O Ministério da Economia respondeu, concluindo do seguinte modo:
a) Bem se decidiu, no despacho reclamado, ao considerar-se que o art.º 75º da Lei n.º 83-C/2013, não é um ato administrativo, mas um ato normativo praticado no exercício da função política e legislativa;
b) No despacho reclamado, o referido art.º 75.º da LOE 2014 foi analisado face aos vários critérios de definição de lei e ato administrativo – orgânico, formal, e sobretudo à luz do critério material, que é decisivo;
c) A sua natureza de ato normativo resulta do facto de ter por características a generalidade e a abstração, pelo que é indubitável que os comandos dispositivos contidos no referido artigo 75º o configuram como um verdadeiro ato legislativo;
d) Na realidade, a previsão e estatuição do artigo 75.º é típica de atos normativos de natureza legislativa, porquanto os seus destinatários são indeterminados, não existe uma individualização ou concretização, pelo que a norma é, como se disse, geral e abstrata;
e) Contrariamente ao alegado pelos reclamantes, o art.º 75.º da LOE 2014 não tem unicamente por destinatários os trabalhadores de empresas de transportes de Lisboa;
f) Aliás, no Acórdão n.º 413/2014, considerou o Tribunal Constitucional que “o Tribunal não dispõe de informação suficiente para determinar quais as empresas e, no âmbito destas, quais os trabalhadores e ex-trabalhadores que serão afetados e em que termos”.
g) No entanto, reconheceu o mesmo Tribunal que, o âmbito de aplicação do art.º 75º da LOE 2014 é mais amplo, não se circunscrevendo às empresas do Metropolitano de Lisboa e Carris.

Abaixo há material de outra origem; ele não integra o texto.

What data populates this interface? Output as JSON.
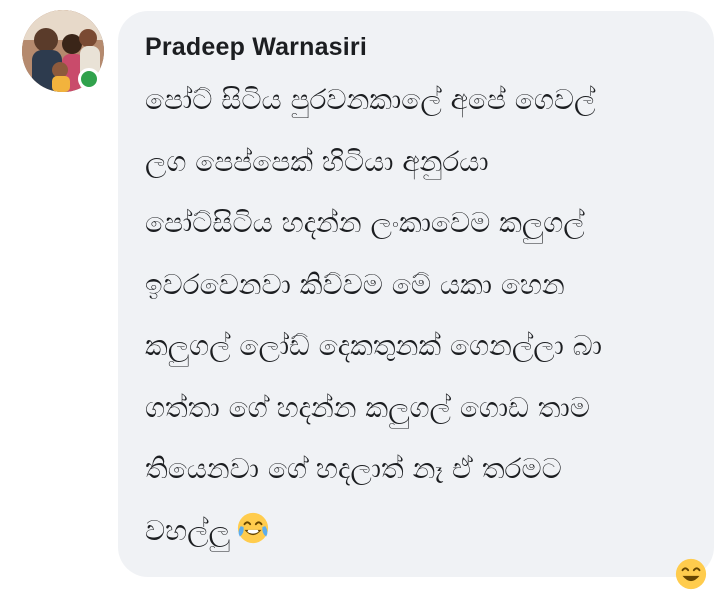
{
  "comment": {
    "author": "Pradeep Warnasiri",
    "lines": [
      "පෝට් සිටිය පුරවනකාලේ අපේ ගෙවල්",
      "ලග පෙප්පෙක් හිටියා අනුරයා",
      "පෝට්සිටිය හදන්න ලංකාවෙම කලුගල්",
      "ඉවරවෙනවා කිව්වම මේ යකා හෙන",
      "කලුගල් ලෝඩ් දෙකතුනක් ගෙනල්ලා බා",
      "ගත්තා ගේ හදන්න කලුගල් ගොඩ තාම",
      "තියෙනවා ගේ හදලාත් නෑ ඒ තරමට",
      "වහල්ලු"
    ],
    "emoji": "face-with-tears-of-joy-icon"
  },
  "colors": {
    "bubble_bg": "#f0f2f5",
    "author_text": "#1c1e21",
    "online": "#31a24c"
  }
}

Este preceito aplica-se a todas as empresas do sector público empresarial, desde que o pressuposto específico da apresentação consecutiva de resultados líquidos negativos nos três últimos exercícios apurados, à data da entrada em vigor da Lei n.º 83-C/2013, se verifique;
h) Acresce que, também não assiste razão aos reclamantes quando alegam que, a “norma” em causa só se aplica a situações ocorridas no passado já que o seu n.º 1 é claro ao especificar que apenas estão abrangidas “[N]as empresas do setor público empresarial que tenham apresentado resultados líquidos negativos nos últimos três exercícios apurados, à data da entrada em vigor da presente lei;
i) Porquanto, na mesma “norma”, no seu n.º 6, por seu turno, dispõe para o futuro quando consagra que: “O pagamento de complementos de pensão é retomado num contexto de reposição do equilíbrio financeiro das empresas do setor público empresarial, após a verificação de três anos consecutivos de resultados líquidos positivos.”;
j) O despacho reclamado, na apreciação do litígio dos presentes autos, seguiu a jurisprudência do STA que tem lançado mão de um critério operativo formal, igualmente defendido na doutrina, segundo o qual são legislativos, independentemente do seu conteúdo, todos os atos normativos que provenham de um órgão com competência legislativa, que assumam as formas de lei, decreto-lei, ou decreto legislativo regional (art.º 112.º/1CRP), e tenham sido elaborados de acordo com os respetivos procedimentos constitucionalmente prescritos;
k) Pelo que, à luz deste critério, só se poderia considerar que as normas em causa são normas legislativas, pois, estão inseridas em lei da Assembleia da República, praticado no exercício da função política e legislativa;
l) Neste sentido, e de acordo com o disposto no artigo 40, nº 2, al. a) do ETAF, está expressamente excluída do âmbito da jurisdição administrativa e fiscal a apreciação de conflitos cujo objeto seja a impugnação de atos/normas praticados no exercício da função política e legislativa;
m) O despacho reclamado não ignorou as questões suscitadas pelos ora reclamantes, e o facto de não as considerar relevantes para a decisão da causa não consubstancia a alegada omissão de pronúncia, pelo que, o despacho reclamado não enferma da alegada nulidade prevista no art.º 615º, n.º 1, alínea d) do CPC, aplicável por força do art.º 1.º do CPTA;
n) Por último, quanto às alegações de que a interpretação segundo a qual o art.º 112.º, 1 da CRP consagra um critério formal de lei, decreto-lei ou decreto legislativo regional, sendo suficiente apurar se o diploma em causa foi emitido pelo órgão legislativo competente e obedeceu aos procedimentos instituídos na constituição, tal interpretação tem, ela própria, de ser considerada inconstitucional, por contrária aos princípios subjacentes a um Estado de direito democrático, e pôr em causa o princípio da igualdade, consagrado, respetivamente, nos art.º 2.º, 13.º e 18.º da CRP;
Refira-se que,
o) No despacho reclamado, a apreciação da norma em causa não se bastou pelo critério formal, para além deste analisou-se a norma sob a perspetiva material e no que respeita ao seu conteúdo.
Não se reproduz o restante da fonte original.